Course 1 - Week 2 - Exercise 5 - propagate

I’ve been struggling with this exercise for along time and can’t figure out what I’m doing wrong. I’ve tried to implement all the equations of cost, dw and db function with and without using of numpy but the result is not as expected

  • dw.shape is (2,3) not (2,1)
  • type(grads[“db”]) is numpy.ndarray not np.float64
  • for the assertion test I got this message
    "Wrong shape for grads[‘dw’]. (3, 4) != (3, 1) "

Any guidance how to overcome this …
Your help is highly appreciated…

The first step is to figure out why your dw values are the wrong shape. My guess is that you are using “elementwise” multiply instead of dot product in the formula for dw. Here’s the math formula that you need to write the code for:

dw = \displaystyle \frac {1}{m} X \cdot (A - Y)^T

The key point is that the operation between X and (A - Y)^T is a dot product style matrix multiply, not an “elementwise” multiply.

Look at the dimensions of the inputs to the first test case for propagate:

w is 2 x 1
X is 2 x 3
Y is 1 x 3

That means A will also be 1 x 3. So look at the dimensions on that dot product:

X is 2 x 3 and (A - Y)^T will be 3 x 1. So the result will be 2 x 1, which is the same as the shape of w. But if you use * instead of and leave out the transpose, then you will end up with a 2 x 3 output.

Here’s a thread about how to figure out when to use elementwise multiply and when to use dot product. Please have a look and see if that helps.

Thank you for this explanation.

I’ve updated my code but didn’t pass the assertion test.

  • db is float not float64
    here is my formula for db
    {moderator edit - solution code removed}

  • Also I got this assertion error message for cost
    AssertionError: Wrong values for cost. [3.75577540e-04 5.08619180e-05 4.19465073e-02 2.00008385e+00] != 2.0424567983978403
    my cost formula is :
    {moderator edit - solution code removed}

As @paulinpaloalto guessed correctly, you are using element-wise multiplication (using the Python * operator instead of a dot product. Calculus is not essential for the specialization, but a rudimentary knowledge of linear algebra is an implicit requirement, matrix operations, in particular.

The NumPy function for dot products and matrix multiplication is The NumPy documentation is found here. I recommend taking some time to digest al of this before moving on.

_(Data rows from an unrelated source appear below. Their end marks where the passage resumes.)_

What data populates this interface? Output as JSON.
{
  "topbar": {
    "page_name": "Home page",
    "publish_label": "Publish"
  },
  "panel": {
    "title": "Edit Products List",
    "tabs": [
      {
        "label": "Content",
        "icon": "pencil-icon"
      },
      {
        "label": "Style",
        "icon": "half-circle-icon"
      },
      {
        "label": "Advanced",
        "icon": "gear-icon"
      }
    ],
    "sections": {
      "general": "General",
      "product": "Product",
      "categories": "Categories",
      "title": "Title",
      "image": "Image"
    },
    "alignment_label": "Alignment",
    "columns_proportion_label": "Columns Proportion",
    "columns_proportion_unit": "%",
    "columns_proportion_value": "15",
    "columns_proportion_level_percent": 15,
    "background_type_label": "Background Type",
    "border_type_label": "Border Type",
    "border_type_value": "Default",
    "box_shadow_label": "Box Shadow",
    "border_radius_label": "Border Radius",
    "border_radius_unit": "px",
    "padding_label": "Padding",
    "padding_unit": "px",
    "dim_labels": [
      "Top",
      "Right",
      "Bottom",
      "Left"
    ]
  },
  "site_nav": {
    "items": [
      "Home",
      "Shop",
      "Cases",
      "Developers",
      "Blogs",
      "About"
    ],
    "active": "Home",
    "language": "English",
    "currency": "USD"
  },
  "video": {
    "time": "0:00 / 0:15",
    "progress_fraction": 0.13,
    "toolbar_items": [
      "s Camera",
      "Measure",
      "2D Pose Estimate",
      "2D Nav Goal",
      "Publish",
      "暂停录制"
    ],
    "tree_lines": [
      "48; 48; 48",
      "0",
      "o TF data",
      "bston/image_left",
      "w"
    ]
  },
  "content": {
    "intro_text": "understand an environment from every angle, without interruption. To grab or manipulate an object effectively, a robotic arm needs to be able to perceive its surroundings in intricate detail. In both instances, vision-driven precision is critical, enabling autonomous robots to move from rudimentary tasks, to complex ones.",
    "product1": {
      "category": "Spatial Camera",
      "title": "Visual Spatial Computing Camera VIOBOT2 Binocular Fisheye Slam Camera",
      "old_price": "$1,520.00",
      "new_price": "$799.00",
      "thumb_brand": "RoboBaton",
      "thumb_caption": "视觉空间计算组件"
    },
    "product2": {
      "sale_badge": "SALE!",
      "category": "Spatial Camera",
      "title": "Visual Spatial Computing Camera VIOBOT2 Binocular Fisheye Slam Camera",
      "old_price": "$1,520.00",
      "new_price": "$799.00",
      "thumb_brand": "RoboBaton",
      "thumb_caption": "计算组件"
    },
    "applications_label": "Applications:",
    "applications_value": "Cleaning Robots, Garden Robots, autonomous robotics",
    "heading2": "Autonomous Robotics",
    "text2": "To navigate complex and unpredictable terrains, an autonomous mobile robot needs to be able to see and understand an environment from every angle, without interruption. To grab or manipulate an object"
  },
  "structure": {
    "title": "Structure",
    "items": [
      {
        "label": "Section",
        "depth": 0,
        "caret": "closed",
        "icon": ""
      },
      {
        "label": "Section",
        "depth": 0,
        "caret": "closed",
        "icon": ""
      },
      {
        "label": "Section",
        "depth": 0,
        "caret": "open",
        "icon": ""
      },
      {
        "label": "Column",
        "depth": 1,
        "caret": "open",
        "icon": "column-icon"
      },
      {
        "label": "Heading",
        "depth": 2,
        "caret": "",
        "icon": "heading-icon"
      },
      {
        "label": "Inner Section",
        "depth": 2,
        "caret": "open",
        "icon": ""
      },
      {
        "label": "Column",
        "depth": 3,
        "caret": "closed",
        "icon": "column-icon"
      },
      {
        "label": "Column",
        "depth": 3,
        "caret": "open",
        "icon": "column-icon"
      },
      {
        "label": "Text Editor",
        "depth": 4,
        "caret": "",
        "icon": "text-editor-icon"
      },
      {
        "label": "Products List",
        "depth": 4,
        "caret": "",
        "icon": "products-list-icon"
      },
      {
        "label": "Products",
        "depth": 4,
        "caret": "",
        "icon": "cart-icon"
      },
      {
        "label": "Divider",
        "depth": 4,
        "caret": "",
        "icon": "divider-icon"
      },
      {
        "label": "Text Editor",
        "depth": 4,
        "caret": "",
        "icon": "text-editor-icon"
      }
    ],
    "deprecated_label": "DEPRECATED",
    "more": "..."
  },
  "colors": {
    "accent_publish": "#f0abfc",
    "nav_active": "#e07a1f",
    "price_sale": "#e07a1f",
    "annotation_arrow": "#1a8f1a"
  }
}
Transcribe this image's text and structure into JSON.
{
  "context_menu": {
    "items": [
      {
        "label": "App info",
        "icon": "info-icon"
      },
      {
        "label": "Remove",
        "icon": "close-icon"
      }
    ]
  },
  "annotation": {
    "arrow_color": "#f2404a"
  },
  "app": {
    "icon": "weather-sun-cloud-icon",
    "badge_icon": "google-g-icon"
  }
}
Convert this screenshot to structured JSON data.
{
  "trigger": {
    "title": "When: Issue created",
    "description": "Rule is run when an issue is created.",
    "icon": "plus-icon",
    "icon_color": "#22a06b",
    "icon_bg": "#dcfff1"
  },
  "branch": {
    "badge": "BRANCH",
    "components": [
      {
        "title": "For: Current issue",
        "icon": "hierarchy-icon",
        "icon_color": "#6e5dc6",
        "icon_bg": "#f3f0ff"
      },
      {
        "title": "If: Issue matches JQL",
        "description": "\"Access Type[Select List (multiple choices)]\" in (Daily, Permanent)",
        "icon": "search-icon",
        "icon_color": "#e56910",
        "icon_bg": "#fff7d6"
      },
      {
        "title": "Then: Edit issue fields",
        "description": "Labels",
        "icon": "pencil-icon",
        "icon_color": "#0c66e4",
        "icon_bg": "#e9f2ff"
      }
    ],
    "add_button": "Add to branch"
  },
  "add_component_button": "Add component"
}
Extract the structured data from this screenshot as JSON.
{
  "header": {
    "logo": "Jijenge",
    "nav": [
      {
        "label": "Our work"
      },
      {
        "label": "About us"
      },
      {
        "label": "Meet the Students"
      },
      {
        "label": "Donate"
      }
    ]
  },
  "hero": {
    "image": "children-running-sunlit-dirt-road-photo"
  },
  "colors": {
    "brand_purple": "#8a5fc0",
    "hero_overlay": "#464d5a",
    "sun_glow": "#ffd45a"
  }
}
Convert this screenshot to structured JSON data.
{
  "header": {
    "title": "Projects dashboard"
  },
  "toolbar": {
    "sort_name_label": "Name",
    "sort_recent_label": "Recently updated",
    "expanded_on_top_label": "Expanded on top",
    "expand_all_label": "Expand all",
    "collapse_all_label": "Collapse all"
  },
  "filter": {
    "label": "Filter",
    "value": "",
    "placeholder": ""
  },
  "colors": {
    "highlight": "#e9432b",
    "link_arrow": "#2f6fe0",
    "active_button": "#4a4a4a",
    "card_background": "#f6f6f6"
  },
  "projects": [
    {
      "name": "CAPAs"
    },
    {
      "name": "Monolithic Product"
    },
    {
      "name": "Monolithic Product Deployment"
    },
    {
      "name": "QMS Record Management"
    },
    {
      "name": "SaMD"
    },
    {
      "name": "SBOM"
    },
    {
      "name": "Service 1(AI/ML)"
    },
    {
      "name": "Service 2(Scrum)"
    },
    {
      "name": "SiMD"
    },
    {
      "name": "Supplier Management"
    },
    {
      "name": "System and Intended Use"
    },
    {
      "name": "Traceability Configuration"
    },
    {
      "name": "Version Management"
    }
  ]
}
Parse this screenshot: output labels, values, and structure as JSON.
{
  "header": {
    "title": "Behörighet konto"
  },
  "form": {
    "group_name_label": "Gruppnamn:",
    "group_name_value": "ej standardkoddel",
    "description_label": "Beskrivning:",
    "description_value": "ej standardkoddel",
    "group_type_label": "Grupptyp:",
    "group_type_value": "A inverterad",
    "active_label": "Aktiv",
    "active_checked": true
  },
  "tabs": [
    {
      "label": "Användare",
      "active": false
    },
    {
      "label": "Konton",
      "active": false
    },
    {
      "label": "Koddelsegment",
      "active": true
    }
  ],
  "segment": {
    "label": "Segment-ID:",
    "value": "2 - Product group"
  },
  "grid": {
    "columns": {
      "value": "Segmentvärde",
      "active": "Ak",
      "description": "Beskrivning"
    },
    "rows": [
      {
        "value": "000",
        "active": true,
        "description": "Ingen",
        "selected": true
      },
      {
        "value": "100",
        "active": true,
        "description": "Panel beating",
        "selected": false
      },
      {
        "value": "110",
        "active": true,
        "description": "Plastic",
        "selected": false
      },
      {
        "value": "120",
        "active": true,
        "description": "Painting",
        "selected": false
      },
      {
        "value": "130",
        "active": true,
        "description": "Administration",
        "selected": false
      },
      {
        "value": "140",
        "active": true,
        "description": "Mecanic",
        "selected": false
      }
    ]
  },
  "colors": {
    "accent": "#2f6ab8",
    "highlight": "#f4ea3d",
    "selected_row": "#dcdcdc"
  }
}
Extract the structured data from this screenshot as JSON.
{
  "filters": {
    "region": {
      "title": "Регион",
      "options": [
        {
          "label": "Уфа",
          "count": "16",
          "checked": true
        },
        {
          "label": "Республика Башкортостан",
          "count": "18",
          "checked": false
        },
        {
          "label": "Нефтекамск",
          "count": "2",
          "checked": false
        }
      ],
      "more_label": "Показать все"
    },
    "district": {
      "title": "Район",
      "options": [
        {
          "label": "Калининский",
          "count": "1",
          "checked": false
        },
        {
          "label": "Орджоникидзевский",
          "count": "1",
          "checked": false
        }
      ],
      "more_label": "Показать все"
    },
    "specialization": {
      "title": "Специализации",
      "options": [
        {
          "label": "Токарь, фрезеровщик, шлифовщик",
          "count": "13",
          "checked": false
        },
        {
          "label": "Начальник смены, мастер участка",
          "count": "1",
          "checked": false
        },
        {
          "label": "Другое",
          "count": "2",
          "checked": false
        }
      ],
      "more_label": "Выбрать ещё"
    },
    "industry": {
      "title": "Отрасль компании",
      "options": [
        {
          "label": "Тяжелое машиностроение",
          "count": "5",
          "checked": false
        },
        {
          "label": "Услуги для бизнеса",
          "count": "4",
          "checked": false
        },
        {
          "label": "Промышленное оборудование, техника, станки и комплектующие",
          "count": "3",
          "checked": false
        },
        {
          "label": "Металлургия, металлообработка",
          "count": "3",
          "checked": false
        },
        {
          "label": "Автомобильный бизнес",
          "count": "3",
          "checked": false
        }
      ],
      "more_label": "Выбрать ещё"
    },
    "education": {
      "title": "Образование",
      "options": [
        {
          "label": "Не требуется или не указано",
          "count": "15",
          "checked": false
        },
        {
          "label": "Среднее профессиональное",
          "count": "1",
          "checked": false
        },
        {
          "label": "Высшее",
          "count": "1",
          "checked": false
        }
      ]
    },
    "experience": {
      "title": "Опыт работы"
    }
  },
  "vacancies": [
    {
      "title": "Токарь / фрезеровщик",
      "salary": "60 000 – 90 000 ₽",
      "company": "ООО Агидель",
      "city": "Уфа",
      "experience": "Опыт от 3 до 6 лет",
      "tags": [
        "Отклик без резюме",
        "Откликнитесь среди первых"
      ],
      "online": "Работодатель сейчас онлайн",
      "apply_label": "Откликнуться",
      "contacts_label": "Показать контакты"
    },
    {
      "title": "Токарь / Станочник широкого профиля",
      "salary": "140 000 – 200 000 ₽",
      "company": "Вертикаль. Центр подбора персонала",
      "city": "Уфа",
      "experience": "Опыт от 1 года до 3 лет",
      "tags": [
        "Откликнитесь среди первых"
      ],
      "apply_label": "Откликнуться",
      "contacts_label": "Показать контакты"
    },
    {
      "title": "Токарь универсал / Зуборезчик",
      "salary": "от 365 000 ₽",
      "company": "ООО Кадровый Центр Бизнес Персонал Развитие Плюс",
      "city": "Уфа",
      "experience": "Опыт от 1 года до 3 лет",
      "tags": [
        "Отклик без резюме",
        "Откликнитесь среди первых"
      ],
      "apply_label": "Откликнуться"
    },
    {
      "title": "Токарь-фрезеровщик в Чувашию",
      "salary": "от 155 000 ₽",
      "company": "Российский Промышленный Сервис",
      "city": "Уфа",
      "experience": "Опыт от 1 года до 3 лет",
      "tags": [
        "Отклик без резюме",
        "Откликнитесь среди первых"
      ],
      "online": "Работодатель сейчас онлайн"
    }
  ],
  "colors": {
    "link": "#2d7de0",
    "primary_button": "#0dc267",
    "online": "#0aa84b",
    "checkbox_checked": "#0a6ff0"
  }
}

For the db problem, I suggest you not use np.subtract and just use np.sum of A - Y. But there is no need to specify the axis parameter in that case.

The problem for the cost is that you can see that your answer is a vector, not a scalar. There are two ways to implement that:

  1. With a dot product, which does the multiply and the sum in one shot, but you’ll need a transpose to get the dimensions to work.
  2. Use *, but in that case, you need to follow that with a sum. You’ve only done the first step.